The weather station in the northernmost tip of Alaska has been measuring temperatures for nearly a century. A computer system there is programed to recognize if the data has been influenced by artificial forces: Perhaps one of the instruments isn't working correctly, or something is making the immediate area unnaturally hot or cold. In these cases, the computer edits out the anomalies so they don't affect the rest of the data.

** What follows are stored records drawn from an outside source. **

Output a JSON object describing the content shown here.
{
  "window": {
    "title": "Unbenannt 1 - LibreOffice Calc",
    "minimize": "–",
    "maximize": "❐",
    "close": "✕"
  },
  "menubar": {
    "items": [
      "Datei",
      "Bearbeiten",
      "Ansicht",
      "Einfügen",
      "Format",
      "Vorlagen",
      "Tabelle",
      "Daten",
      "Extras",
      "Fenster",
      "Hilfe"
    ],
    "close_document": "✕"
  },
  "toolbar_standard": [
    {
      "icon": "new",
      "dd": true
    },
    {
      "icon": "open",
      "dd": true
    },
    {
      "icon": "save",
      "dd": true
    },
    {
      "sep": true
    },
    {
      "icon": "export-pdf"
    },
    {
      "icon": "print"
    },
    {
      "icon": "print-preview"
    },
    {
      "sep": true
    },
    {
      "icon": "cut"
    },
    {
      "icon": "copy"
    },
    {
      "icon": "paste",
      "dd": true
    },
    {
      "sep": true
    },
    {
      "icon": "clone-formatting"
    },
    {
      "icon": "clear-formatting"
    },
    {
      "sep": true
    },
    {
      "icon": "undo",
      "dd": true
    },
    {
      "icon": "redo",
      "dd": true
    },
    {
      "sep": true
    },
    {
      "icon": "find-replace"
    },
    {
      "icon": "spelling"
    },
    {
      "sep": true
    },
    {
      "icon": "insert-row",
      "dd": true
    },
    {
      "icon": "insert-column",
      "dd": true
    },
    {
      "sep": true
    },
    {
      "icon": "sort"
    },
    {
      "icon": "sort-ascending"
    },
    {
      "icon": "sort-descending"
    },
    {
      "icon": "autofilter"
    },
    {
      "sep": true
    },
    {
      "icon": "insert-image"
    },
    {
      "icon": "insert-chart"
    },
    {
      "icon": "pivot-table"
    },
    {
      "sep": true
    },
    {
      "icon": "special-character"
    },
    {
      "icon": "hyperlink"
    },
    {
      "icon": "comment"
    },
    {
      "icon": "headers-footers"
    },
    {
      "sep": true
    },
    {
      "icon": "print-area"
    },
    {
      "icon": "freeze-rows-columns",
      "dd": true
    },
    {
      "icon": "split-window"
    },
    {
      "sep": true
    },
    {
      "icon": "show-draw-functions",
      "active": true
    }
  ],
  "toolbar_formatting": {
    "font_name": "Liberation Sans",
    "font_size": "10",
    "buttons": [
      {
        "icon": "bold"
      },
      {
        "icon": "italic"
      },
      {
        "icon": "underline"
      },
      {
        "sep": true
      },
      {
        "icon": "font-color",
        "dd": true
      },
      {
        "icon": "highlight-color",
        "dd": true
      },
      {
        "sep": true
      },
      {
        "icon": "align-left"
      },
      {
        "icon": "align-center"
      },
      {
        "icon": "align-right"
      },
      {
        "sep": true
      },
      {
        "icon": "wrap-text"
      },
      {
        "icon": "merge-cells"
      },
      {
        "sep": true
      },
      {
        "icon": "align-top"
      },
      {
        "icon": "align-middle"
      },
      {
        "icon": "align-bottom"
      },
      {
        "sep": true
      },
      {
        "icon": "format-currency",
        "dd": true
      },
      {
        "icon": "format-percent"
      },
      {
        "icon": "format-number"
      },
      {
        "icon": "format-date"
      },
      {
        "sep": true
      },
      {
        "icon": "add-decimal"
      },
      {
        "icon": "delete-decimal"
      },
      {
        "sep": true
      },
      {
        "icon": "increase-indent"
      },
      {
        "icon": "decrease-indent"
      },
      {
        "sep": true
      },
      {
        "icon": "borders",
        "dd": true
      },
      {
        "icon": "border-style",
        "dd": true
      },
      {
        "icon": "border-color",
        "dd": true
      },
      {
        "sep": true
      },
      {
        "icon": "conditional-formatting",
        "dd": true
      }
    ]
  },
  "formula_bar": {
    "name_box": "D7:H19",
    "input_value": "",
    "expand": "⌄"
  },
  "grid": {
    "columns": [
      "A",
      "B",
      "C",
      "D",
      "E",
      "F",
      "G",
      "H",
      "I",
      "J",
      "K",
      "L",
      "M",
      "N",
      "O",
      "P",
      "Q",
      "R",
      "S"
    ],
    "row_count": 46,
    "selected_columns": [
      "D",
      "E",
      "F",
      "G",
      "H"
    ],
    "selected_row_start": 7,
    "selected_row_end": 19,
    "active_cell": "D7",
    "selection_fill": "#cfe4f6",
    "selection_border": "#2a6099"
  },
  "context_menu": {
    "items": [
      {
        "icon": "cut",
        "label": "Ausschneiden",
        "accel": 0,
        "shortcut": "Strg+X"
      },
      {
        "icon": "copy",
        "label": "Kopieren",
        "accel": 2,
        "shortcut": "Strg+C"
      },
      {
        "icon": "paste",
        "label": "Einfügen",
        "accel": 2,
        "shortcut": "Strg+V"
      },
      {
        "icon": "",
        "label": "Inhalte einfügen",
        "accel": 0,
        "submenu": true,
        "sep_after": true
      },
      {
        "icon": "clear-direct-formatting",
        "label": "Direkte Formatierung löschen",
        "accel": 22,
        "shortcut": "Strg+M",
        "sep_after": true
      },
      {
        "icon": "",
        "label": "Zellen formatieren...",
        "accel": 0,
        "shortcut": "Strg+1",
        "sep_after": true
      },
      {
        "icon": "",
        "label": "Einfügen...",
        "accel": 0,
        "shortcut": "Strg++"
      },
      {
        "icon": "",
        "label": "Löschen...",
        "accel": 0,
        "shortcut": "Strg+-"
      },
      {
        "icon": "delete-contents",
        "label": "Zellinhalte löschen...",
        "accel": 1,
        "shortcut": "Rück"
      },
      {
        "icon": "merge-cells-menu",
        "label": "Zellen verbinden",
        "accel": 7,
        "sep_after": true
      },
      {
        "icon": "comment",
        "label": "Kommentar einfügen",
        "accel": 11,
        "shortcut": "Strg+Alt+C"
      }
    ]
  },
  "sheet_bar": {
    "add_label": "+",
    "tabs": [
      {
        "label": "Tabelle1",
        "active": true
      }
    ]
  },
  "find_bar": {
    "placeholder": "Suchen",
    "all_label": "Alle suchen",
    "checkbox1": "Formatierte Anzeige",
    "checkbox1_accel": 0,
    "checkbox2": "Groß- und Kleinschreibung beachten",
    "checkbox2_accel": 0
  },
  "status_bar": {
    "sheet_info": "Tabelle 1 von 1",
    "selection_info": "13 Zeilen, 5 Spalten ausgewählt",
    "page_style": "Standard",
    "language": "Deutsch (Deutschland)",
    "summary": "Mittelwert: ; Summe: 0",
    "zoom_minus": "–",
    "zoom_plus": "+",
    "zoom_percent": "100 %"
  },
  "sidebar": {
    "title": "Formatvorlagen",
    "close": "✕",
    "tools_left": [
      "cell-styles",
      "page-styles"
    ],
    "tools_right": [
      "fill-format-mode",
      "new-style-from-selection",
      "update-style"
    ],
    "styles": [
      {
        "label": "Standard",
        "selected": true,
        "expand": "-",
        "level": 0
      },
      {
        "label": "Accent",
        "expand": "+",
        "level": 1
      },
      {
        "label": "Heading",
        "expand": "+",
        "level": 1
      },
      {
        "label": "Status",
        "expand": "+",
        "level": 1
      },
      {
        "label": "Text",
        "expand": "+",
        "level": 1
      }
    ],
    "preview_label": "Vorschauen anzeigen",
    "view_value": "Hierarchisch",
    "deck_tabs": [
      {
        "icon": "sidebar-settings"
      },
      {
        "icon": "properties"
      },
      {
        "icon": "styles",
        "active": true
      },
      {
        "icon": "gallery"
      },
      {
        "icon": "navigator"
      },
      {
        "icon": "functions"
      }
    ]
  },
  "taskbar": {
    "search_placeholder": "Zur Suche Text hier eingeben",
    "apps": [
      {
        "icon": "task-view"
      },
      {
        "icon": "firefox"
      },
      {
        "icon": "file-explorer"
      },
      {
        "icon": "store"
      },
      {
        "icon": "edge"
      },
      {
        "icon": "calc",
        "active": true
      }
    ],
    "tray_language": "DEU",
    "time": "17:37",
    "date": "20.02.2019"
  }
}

But climate change has complicated this failsafe. Temperatures have been so abnormally high that the Utqiaġvik station erroneously removed all its data for 2017 and part of 2016. A look at the region's weather history explains why the computers might have sensed a mistake: The average yearly temperature for the era between 2000 and 2017 has gone up by 1.9°F from that of the era between 1979 and 1999. Break it down by month and the numbers are even more alarming: The average temperature increase is 7.8°F for October, 6.9°F for November, and 4.7°F for December.

"In the context of a changing climate, the Arctic is changing more rapidly than the rest of the planet," Deke Arndt, chief of NOAA's Climate Monitoring Branch, wrote for climate.gov. The higher temperatures rise, the faster Arctic sea ice melts. Arctic sea ice acts as a mirror that reflects the Sun's rays back into space, and without that barrier, the sea absorbs more heat from the Sun and speeds up the warming process. “Utqiaġvik, as one of a precious few fairly long-term observing sites in the American Arctic, is often referenced as an embodiment of rapid Arctic change,” Arndt wrote.

As temperatures continue to grow faster than computers are used to, scientists will have to adjust their algorithms in response. The team at NCEI plans to have the Utqiaġvik station ready to record our changing climate once again within the next few months.